His shoulders square and posture magically changes to one of confidence. "Oh my God!" he says. "I just figured out what Newburn did!"

He's smiling now, and walking through the police station doors. I run after him. He waits for me at the door, to open it for him, but changes his mind and opens it himself.

"Never mind," he says, as I catch up beside him. "Your hands are... filthy…."

"Whose is it, Mr. Monk?" I ask. "How the hell could that have tol—"

He silences me with a hand. "The person was already dead when the fire was started…. The blood had been drained from it beforehand…. That's why the bones were so white and didn't burn well. That also explains why the body was just laying there, not curled up in a corner of the room…. There had to have been a body gone missing at the hospital morgue…."

I speak up, realizing something from our visit to the hospital. "I understand now! That's why the medical examiner was so upset about having us in there without permission! That's why he said something else doesn't need to be stolen…. He just didn't want to mention what was stolen, because a missing body would've made him look bad!"

Smiling, Monk pats me on the arm, seemingly proud of me. It's funny how this moment is making me feel a mixture of happiness and guilt. I then realize that I want Monk to get all the credit. This case was completely solved by him and him alone.

Dave Newburn had stolen a body from the autopsy room. This wasn't going to go over well for the captain, for he had Newburn in jail for murder charges, but truth was truth; this had to be told. They could still get him for some pretty big felonies.

After Monk meets with the captain and reveals this new data, Stottlemeyer makes a call to the autopsy room and finds out that a body had indeed been stolen, the body of an unidentified homeless man.

"Well, the case is closed now, Mr. Monk…." I declare, smiling to myself, as we leave the police station. "I'll bet you're happy to have everything figured out." We walk slowly to my vehicle, and I clasp my hand around his arm, which he actually lets me do. He had forced me to wash my hands while in the station, but honestly, I would have done so anyway.

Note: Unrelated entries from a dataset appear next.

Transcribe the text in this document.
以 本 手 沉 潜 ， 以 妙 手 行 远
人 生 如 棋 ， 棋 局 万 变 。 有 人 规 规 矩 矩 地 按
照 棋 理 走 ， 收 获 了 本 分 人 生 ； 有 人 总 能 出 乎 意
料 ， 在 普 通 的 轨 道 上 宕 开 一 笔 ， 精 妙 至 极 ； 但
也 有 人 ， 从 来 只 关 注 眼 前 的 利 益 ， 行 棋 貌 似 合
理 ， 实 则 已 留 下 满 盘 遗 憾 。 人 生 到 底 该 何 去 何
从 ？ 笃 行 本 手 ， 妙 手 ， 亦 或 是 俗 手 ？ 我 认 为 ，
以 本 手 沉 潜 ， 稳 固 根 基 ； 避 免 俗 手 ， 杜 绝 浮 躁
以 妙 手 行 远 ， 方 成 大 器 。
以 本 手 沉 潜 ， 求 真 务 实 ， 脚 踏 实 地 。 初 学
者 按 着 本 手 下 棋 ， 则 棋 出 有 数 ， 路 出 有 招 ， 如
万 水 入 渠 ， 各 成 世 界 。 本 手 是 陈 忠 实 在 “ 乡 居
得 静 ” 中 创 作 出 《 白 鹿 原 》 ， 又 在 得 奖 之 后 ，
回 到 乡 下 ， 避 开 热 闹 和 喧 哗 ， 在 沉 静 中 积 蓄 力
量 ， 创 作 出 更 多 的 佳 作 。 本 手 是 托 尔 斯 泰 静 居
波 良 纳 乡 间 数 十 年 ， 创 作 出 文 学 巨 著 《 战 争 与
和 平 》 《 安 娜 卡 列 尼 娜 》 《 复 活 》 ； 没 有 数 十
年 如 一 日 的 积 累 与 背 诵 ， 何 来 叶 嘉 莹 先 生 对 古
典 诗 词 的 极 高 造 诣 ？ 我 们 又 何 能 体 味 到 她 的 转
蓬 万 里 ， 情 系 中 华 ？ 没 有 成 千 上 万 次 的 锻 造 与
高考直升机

That bone was really gross, come to think of it.

It seems to me like I should feel proud for him like I do for Julie when she accomplishes something at school, like I should be clapping goofily and smiling way too much for the situation. I don't, though… It's a deeper, more mature sense of happiness for this amazing man walking beside me. And the fact that he merely responds with his signature shrug and neck twitch is more reason to be utterly speechless at what he is capable of accomplishing.